My Plea for Science

Dear Government,

Let’s not beat around the bush. You guys waste tons of money. Loads and loads. I believe you should stop wasting so much of it on stuff nobody cares about, like disease research, and the whole deal where you spend money freaking people out about Swine flu, which then forces Kaiser Permanente to spend a bunch of money telling us that we should not bug our doctors over what is essentially just a bad regular flu. You guys also spend money on research for like, how penguins can be used as weapons. And how weapons can be used as weapons.  And how regular non-weapony science stuff can be used as weapons.

I’m not saying you shouldn’t spend money on penguin weapons, because that is actually pretty cool and would definitely provide some shock value to those Taliban guys when masses of penguins waddled up over mountains in Afghanistan and started pecking guys to death or something. I’m just saying that you could spend a little bit of money (a few billion here or there, max) on stuff that will actually improve our lives. And the number one way you could do that is by providing more pygmy animals to be used as pets.

See, more of these.

They do say that people with pets live longer than people without pets. The main scientific consensus on why seems to be that pets make people happy and that.  .  .  .  does something that makes us live longer. So just imagine if, instead of just having stupid cats running around nursing homes, you had teeny tiny giraffes running around licking people with their blue tongues and eating the plants in the common room. Old people would love the heck out of that. Additionally, they could also have aquariums that hold little herds of Orcas in them. Then every afternoon nursing home staff members could hold regular Orca feeding sessions, where they drop in the regular sized cats that used to be running around the nursing home and see how long it takes six 10-inch orcas to kill a cat.

Old person before pygmy Orca feedings.

 You could even use this as a reward for the old people who drank all their medicated Ensure without complaining.  .  .  they could participate in a drawing to be the one to drop the cat in. See, I think this would greatly improve the quality of life for these dying people.

Old person after pygmy Orca feedings and medicated Ensure.

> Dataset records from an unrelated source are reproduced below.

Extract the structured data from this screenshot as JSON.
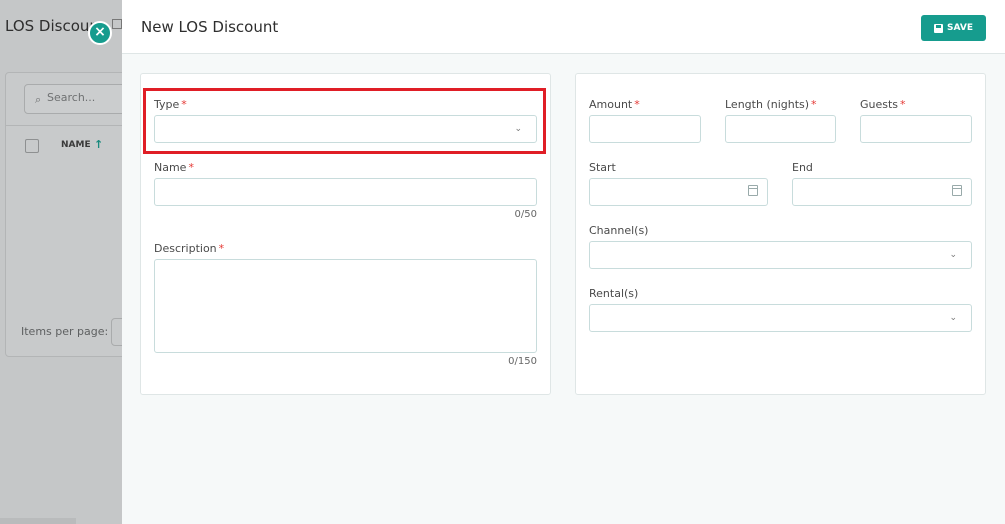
{
  "background": {
    "title": "LOS Discoun",
    "search_placeholder": "Search...",
    "column_name": "NAME",
    "items_per_page_label": "Items per page:"
  },
  "drawer": {
    "title": "New LOS Discount",
    "save_label": "SAVE"
  },
  "form": {
    "type": {
      "label": "Type",
      "value": ""
    },
    "name": {
      "label": "Name",
      "value": "",
      "counter": "0/50"
    },
    "description": {
      "label": "Description",
      "value": "",
      "counter": "0/150"
    },
    "amount": {
      "label": "Amount",
      "value": ""
    },
    "length": {
      "label": "Length (nights)",
      "value": ""
    },
    "guests": {
      "label": "Guests",
      "value": ""
    },
    "start": {
      "label": "Start",
      "value": ""
    },
    "end": {
      "label": "End",
      "value": ""
    },
    "channels": {
      "label": "Channel(s)",
      "value": ""
    },
    "rentals": {
      "label": "Rental(s)",
      "value": ""
    },
    "required_mark": "*"
  },
  "icons": {
    "close": "close-icon",
    "save": "save-icon",
    "search": "search-icon",
    "sort": "arrow-up-icon",
    "chevron": "chevron-down-icon",
    "calendar": "calendar-icon"
  },
  "colors": {
    "accent": "#169c8e",
    "required": "#e53935",
    "highlight": "#e01e26"
  }
}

I also think the introduction of pygmy animals could really eliminate this country’s scourge of door-to-door salesmen. I know this isn’t such a problem for you White House dudes and gated community types, but for the little people like me, owning a pit-bull sized rhinoceros would keep the elk-meat salesmen from coming back. Then I wouldn’t have to lie about being a vegetarian just so they don’t keep trying to convince me that I need some $15-per-pound meat.

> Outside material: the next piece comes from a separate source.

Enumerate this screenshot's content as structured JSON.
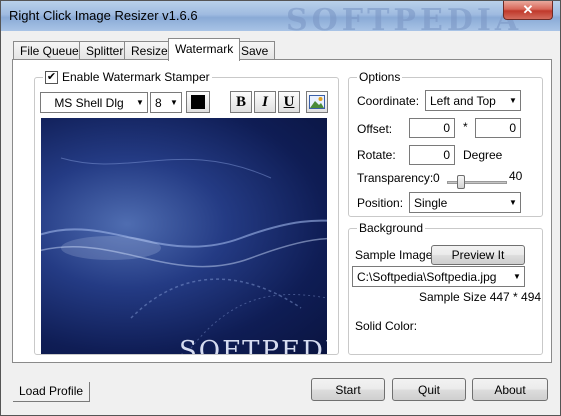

Also, my American dream has always been, from the very first time I saw an animated “Gulliver’s Travels”, to own a tiny enslaved human whom I could keep in a dollhouse. Other books and films such as Tom Thumb and The Incredible Shrinking Woman have also contributed to this desire, and if America has taught me one thing it’s that my every desire is sacrosanct and that it is the government’s job to fulfill it. So even though I don’t pay taxes or, you know, work, I think you dudes owe me at least two non-sterile and miniscule human beings that I could keep and breed, resulting in even tinier babies. Because babies are adorable. And a baby that can sleep in a walnut-shell cradle would be so cute it could literally end wars.

I would like my Gulliver to not be Ted Danson or Jack Black.

So, my dear fellow God-complex humans, it’s your job to spend enough money to make this happen. Mainly because people like tiny things, but also because the lives of Americans would be drastically improved. If you need me to come speak before sessions of congress, I would be happy to do that. I would try to keep my ramblings to just a few hours, so that you all have plenty of time to waste not accomplishing other stuff.